Others have come to believe that disco remained a major force in the world of dance music even after the rise of house—a conviction that can persist only because the world of dance music exists in some ways in a cultural bubble. The album most responsible for the prevalence of this idea among modern fans is Metro Area's self-titled debut, which came out in 2002. Metro Area have admitted that their big club hit from that record, "Miura," draws from Lipps Inc.'s "Funkytown"—one of the last disco number ones in 1980—and their stylistic referents seem to start there and move chronologically forward, creating a persuasive picture of an alternate universe where disco is the common ancestor of every present-day form of dance music.

Disco's image has also gotten a makeover from a pair of books: Bill Brewster and Frank Broughton's general disc-jockey history Last Night a DJ Saved My Life (2000) and Tim Lawrence's Love Saves the Day (2004), which focuses on 70s New York nightlife, in particular David Mancuso's club the Loft and the Paradise Garage, a gargantuan Manhattan space presided over by Larry Levan, widely considered the greatest club DJ ever. Both establishments were members only: easy to get into if you knew the right people, but not an option on Joe and Jane Clubber's list. By allowing their readers to vicariously experience the atmosphere of those storied venues, Brewster/Broughton and Lawrence opened up disco's inner circle to a new generation—and even better, they included actual DJ playlists from the era, giving diligently nerdy listeners plenty of ready-made entry points.
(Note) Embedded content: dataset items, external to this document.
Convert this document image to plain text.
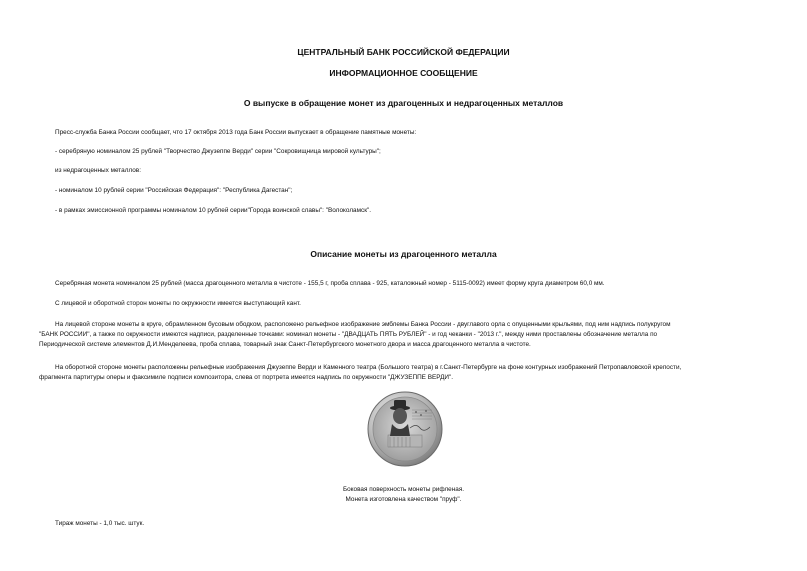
ЦЕНТРАЛЬНЫЙ БАНК РОССИЙСКОЙ ФЕДЕРАЦИИ
ИНФОРМАЦИОННОЕ СООБЩЕНИЕ
О выпуске в обращение монет из драгоценных и недрагоценных металлов
Пресс-служба Банка России сообщает, что 17 октября 2013 года Банк России выпускает в обращение памятные монеты:
- серебряную номиналом 25 рублей "Творчество Джузеппе Верди" серии "Сокровищница мировой культуры";
из недрагоценных металлов:
- номиналом 10 рублей серии "Российская Федерация": "Республика Дагестан";
- в рамках эмиссионной программы номиналом 10 рублей серии"Города воинской славы": "Волоколамск".
Описание монеты из драгоценного металла
Серебряная монета номиналом 25 рублей (масса драгоценного металла в чистоте - 155,5 г, проба сплава - 925, каталожный номер - 5115-0092) имеет форму круга диаметром 60,0 мм.
С лицевой и оборотной сторон монеты по окружности имеется выступающий кант.
На лицевой стороне монеты в круге, обрамленном бусовым ободком, расположено рельефное изображение эмблемы Банка России - двуглавого орла с опущенными крыльями, под ним надпись полукругом
"БАНК РОССИИ", а также по окружности имеются надписи, разделенные точками: номинал монеты - "ДВАДЦАТЬ ПЯТЬ РУБЛЕЙ" - и год чеканки - "2013 г.", между ними проставлены обозначение металла по
Периодической системе элементов Д.И.Менделеева, проба сплава, товарный знак Санкт-Петербургского монетного двора и масса драгоценного металла в чистоте.
На оборотной стороне монеты расположены рельефные изображения Джузеппе Верди и Каменного театра (Большого театра) в г.Санкт-Петербурге на фоне контурных изображений Петропавловской крепости,
фрагмента партитуры оперы и факсимиле подписи композитора, слева от портрета имеется надпись по окружности "ДЖУЗЕППЕ ВЕРДИ".
Боковая поверхность монеты рифленая.
Монета изготовлена качеством "пруф".
Тираж монеты - 1,0 тыс. штук.
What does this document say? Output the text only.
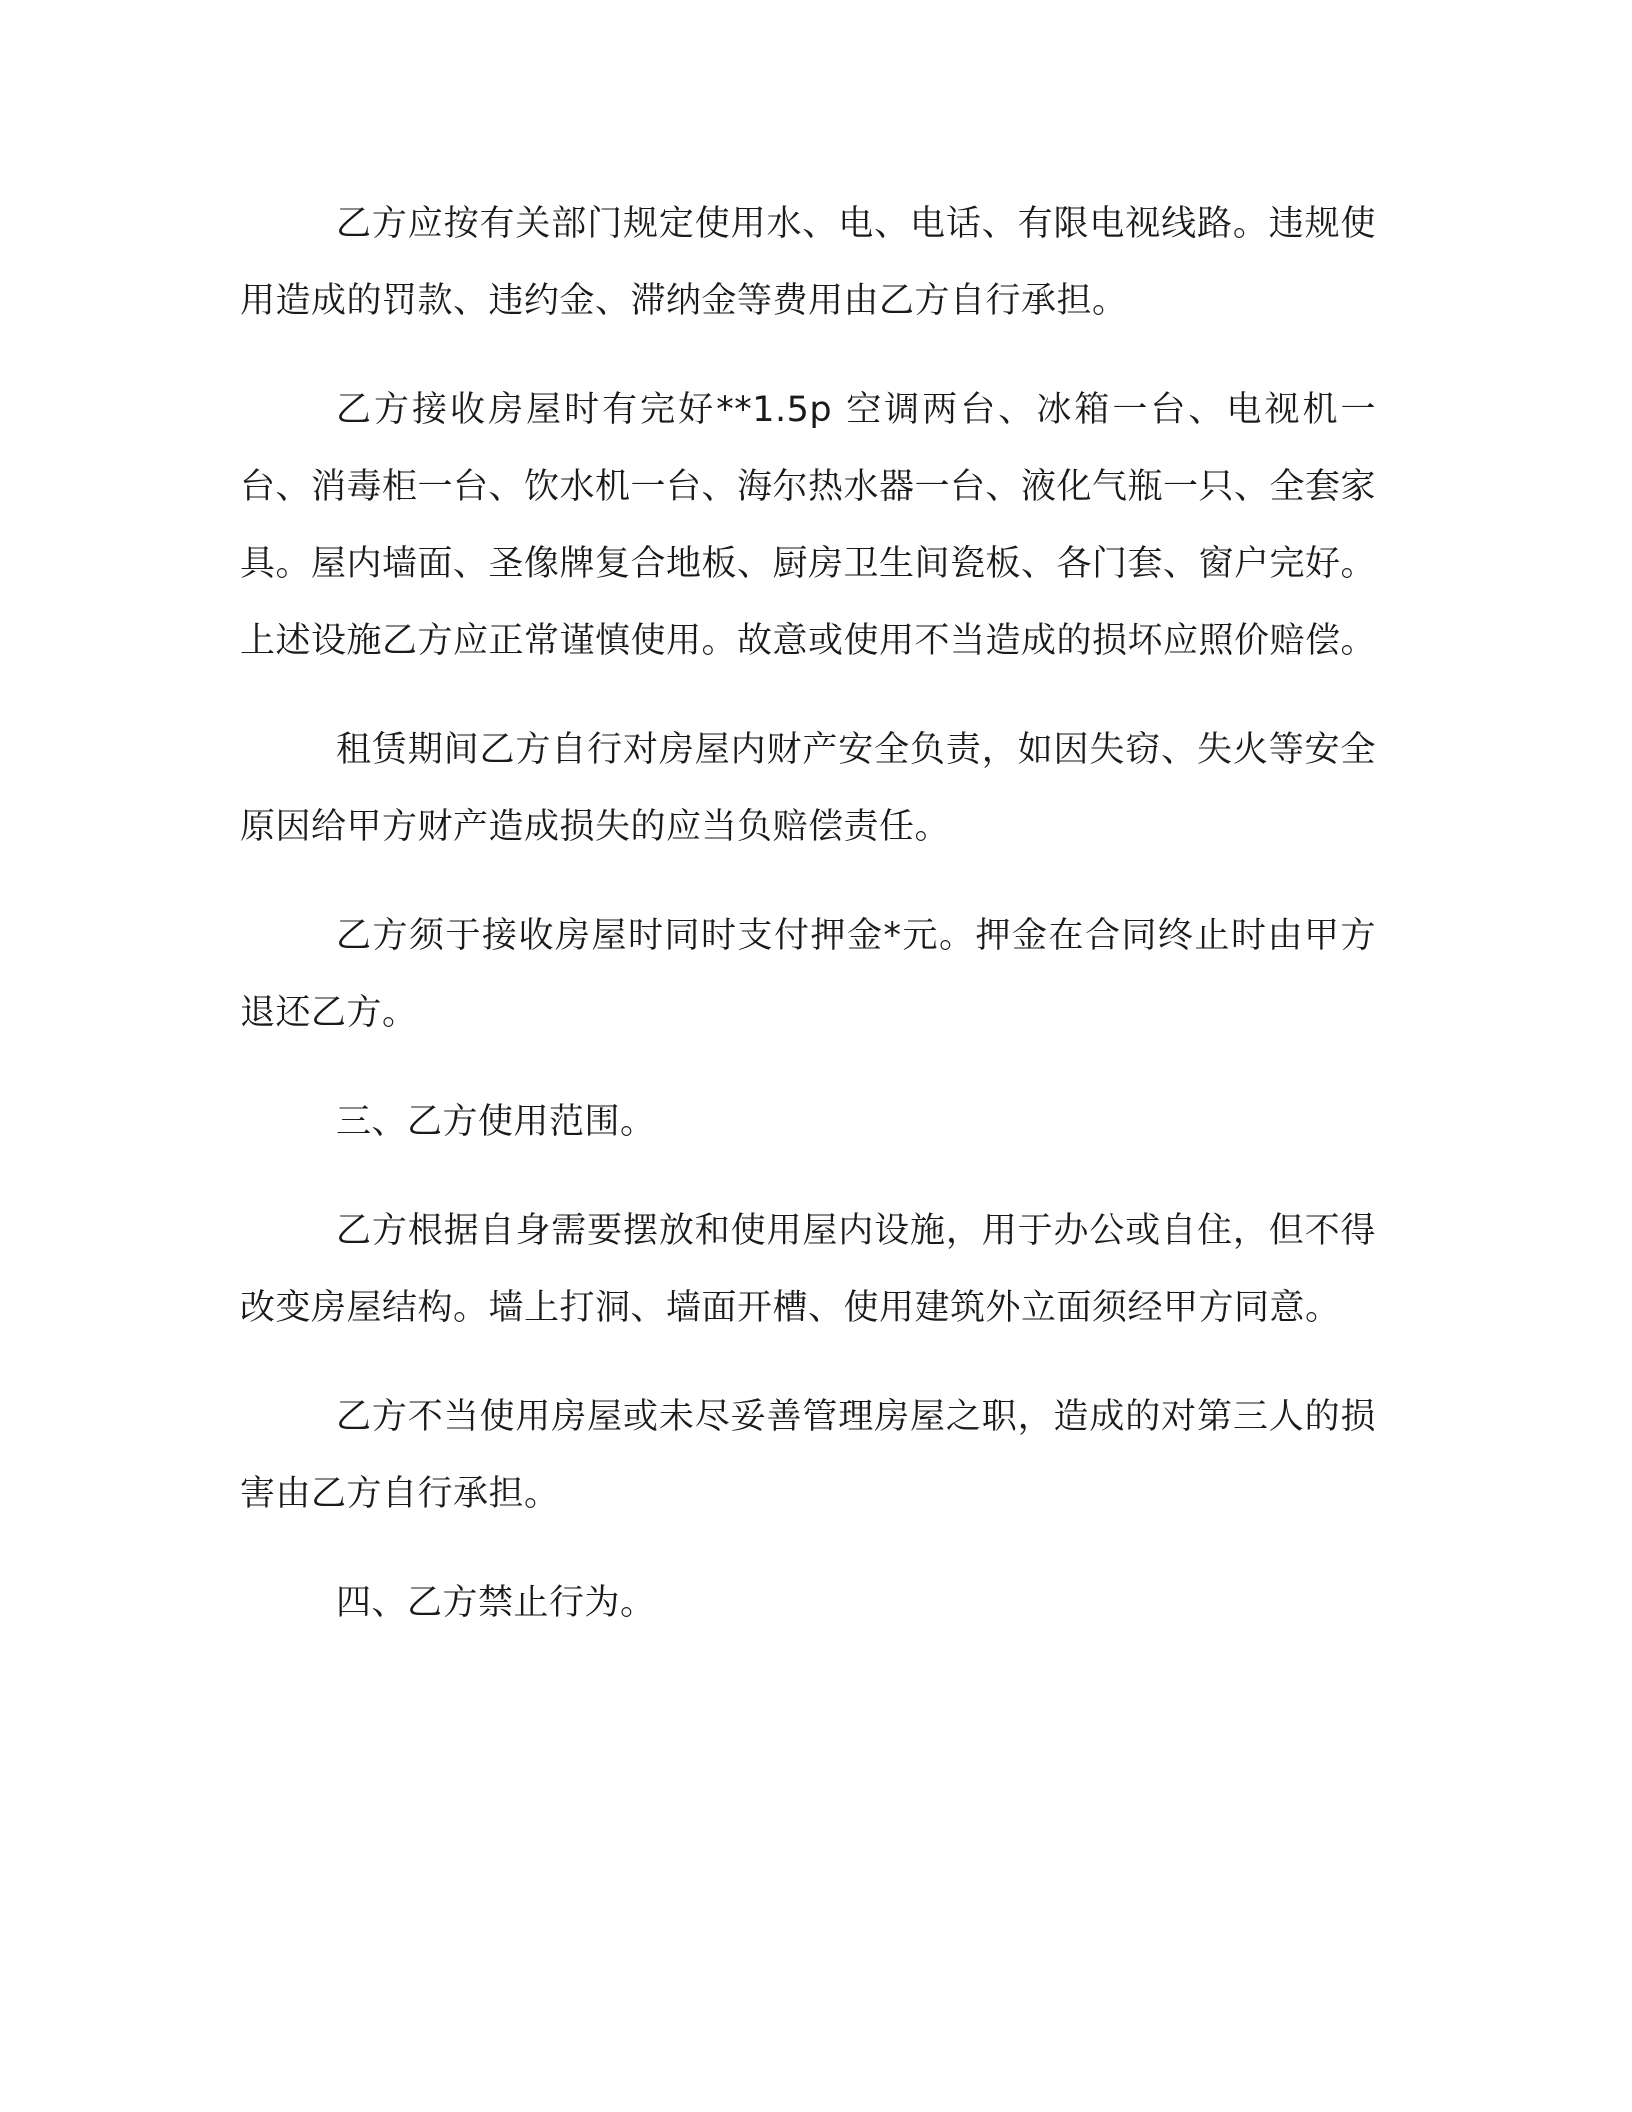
乙方应按有关部门规定使用水、电、电话、有限电视线路。违规使用造成的罚款、违约金、滞纳金等费用由乙方自行承担。

乙方接收房屋时有完好**1.5p 空调两台、冰箱一台、电视机一台、消毒柜一台、饮水机一台、海尔热水器一台、液化气瓶一只、全套家具。屋内墙面、圣像牌复合地板、厨房卫生间瓷板、各门套、窗户完好。上述设施乙方应正常谨慎使用。故意或使用不当造成的损坏应照价赔偿。

租赁期间乙方自行对房屋内财产安全负责，如因失窃、失火等安全原因给甲方财产造成损失的应当负赔偿责任。

乙方须于接收房屋时同时支付押金*元。押金在合同终止时由甲方退还乙方。

三、乙方使用范围。

乙方根据自身需要摆放和使用屋内设施，用于办公或自住，但不得改变房屋结构。墙上打洞、墙面开槽、使用建筑外立面须经甲方同意。

乙方不当使用房屋或未尽妥善管理房屋之职，造成的对第三人的损害由乙方自行承担。

四、乙方禁止行为。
Just as important, those books emphasized disco's birth as an underground phenomenon, not its reign as the behemoth it became, which helped give it cachet with the kind of record collectors who, in an earlier era, might have belonged to the Sub Pop Singles Club and sneered at the very idea of listening to disco. For some of those collectors, disco's reputation as the most insidious, annoying, impossible-to-get-away-from pop music ever made, the epitome of populism gone wrong, was turned on its head. Now, people who were batting at teething rings when Van McCoy died were insisting that disco was not, in fact, an airy free-for-all that invited grandma to dance along to "YMCA," but instead a cult canon whose deepest pleasures could only be truly understood by the chosen few.

Of course, neither way of looking at things is new. Disco did emerge from an underground, and plenty of popular disco was terrible. Nevertheless, too often this dichotomy leads to a version of that old indie-rock attitude: if it's popular, it isn't "real." Preferring disco-the-music to disco-the-epoch is one thing. Pretending disco-the-epoch doesn't exist, or doesn't count, is another. "People don't believe me when I tell them how impossible it was to get non-bellbottom pants in 1977!" comics artist Daniel Clowes said in a 1999 interview, republished last year in a collection edited by Ken Parille and Isaac Cates. "It was literally impossible. I had to have them made, get girls to sew them for me. You can't imagine how that would be your only choice."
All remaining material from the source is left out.